You cannot relate to experience by a “cognitive” process. Experience ties “feelings/emotions” to an event, and the event is accompanied by a “sensory-motor” array of input to the brain (sights, smell, taste, sound, as well as it coming into the brain at different strengths or intensities, etc.). When combined, it creates a memory…
This memory can be positive, negative or neutral. I like to think of memories as being on the Richter Scale. You know, the one they use for Earthquakes. Only this time, the rating can go from negative (-10) to a positive, (+10) with zero (0) being neutral. The brain has different pathways or routes depending on the positive or negative rating. If the memory has been a positive 10 on the scale, it produces awesome pleasure and we want to repeat that “feeling”, and therefore the event. On the other hand, if it is a negative 10 the memory made is awful; one that we do not want to repeat or relive.

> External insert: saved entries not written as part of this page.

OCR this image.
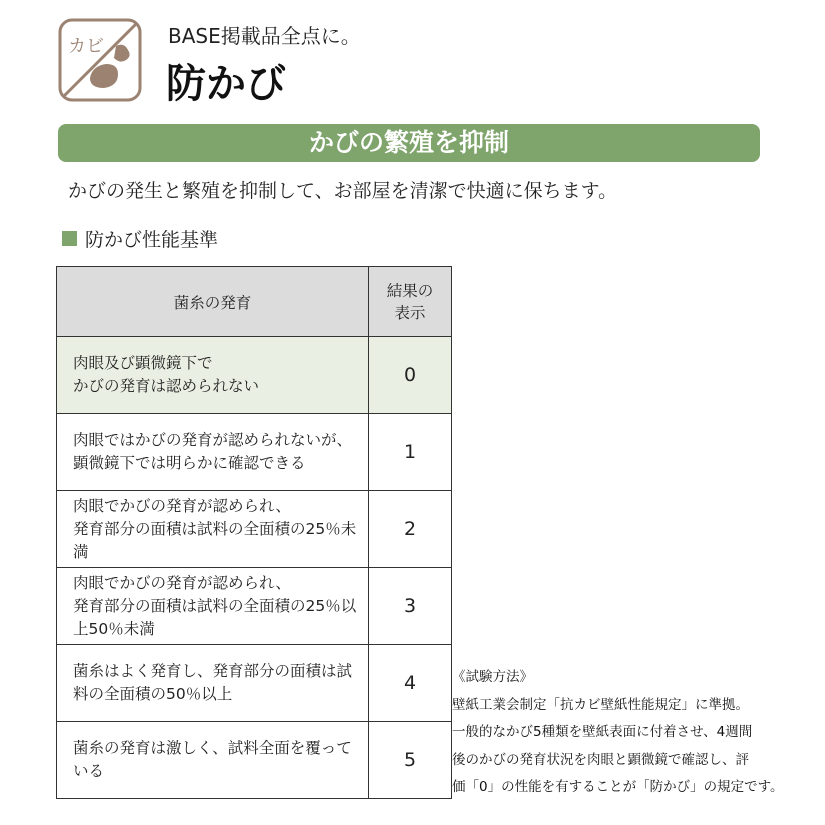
カビ	BASE掲載品全点に。
防かび
かびの繁殖を抑制
かびの発生と繁殖を抑制して、お部屋を清潔で快適に保ちます。
防かび性能基準
菌糸の発育	結果の
表示
肉眼及び顕微鏡下で
かびの発育は認められない	0
肉眼ではかびの発育が認められないが、顕微鏡下では明らかに確認できる	1
肉眼でかびの発育が認められ、
発育部分の面積は試料の全面積の25％未満	2
肉眼でかびの発育が認められ、
発育部分の面積は試料の全面積の25％以上50％未満	3
菌糸はよく発育し、発育部分の面積は試料の全面積の50％以上	4
菌糸の発育は激しく、試料全面を覆っている	5
《試験方法》
壁紙工業会制定「抗カビ壁紙性能規定」に準拠。
一般的なかび5種類を壁紙表面に付着させ、4週間
後のかびの発育状況を肉眼と顕微鏡で確認し、評
価「0」の性能を有することが「防かび」の規定です。
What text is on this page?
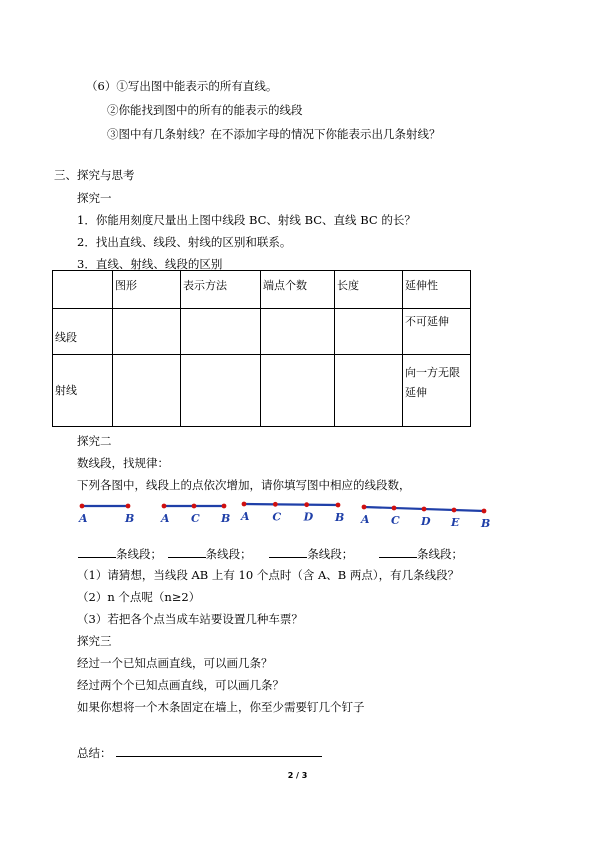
（6）①写出图中能表示的所有直线。
②你能找到图中的所有的能表示的线段
③图中有几条射线？在不添加字母的情况下你能表示出几条射线？
三、探究与思考
探究一
1．你能用刻度尺量出上图中线段 BC、射线 BC、直线 BC 的长？
2．找出直线、线段、射线的区别和联系。
3．直线、射线、线段的区别
	图形	表示方法	端点个数	长度	延伸性
线段					不可延伸
射线					向一方无限
延伸
探究二
数线段，找规律：
下列各图中，线段上的点依次增加，请你填写图中相应的线段数，
A	B A C B A C D B A C D E B
条线段；	条线段；	条线段；	条线段；
（1）请猜想，当线段 AB 上有 10 个点时（含 A、B 两点），有几条线段？
（2）n 个点呢（n≥2）
（3）若把各个点当成车站要设置几种车票？
探究三
经过一个已知点画直线，可以画几条？
经过两个个已知点画直线，可以画几条？
如果你想将一个木条固定在墙上，你至少需要钉几个钉子
总结：
2 / 3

The brain path or route is different and can cause stress, anxiety, anger and a cascade of other behavioral health issues. The event or experience may have been such a traumatic one that the negative memory formed is looped and experienced over and over again, for example causing PTSD.
I apologize for over-simplifying this, but the more folks can take this information away to help others, the better off we will all be.
Here is one more example that “experience” is not a cognitive process: Let’s say you try and tell a story of something funny that happened to you to someone else. After your story, you look up at the other person’s confused facial expression and you say “Oh, I guess you had to be there”. The person listening to you can’t get it; they were not there and didn’t feel the emotions and sensations of the event. It was a social experience not shared by the two of you. Ever have to watch someone else’s vacation pictures? How does it feel? I rest my case! So go out and make memories; all you need is a little time…
“We’re never so vulnerable than when we trust someone – but paradoxically, if we cannot trust, neither can we find love or joy.”
― Walter Anderson
*1 McGill University. “The secret of empathy: Stress from the presence of strangers prevents empathy, in both mice and humans.” Science Daily, 15 January 2015 www.sciencedaily.com/releases/2015/01/150115122005.htm.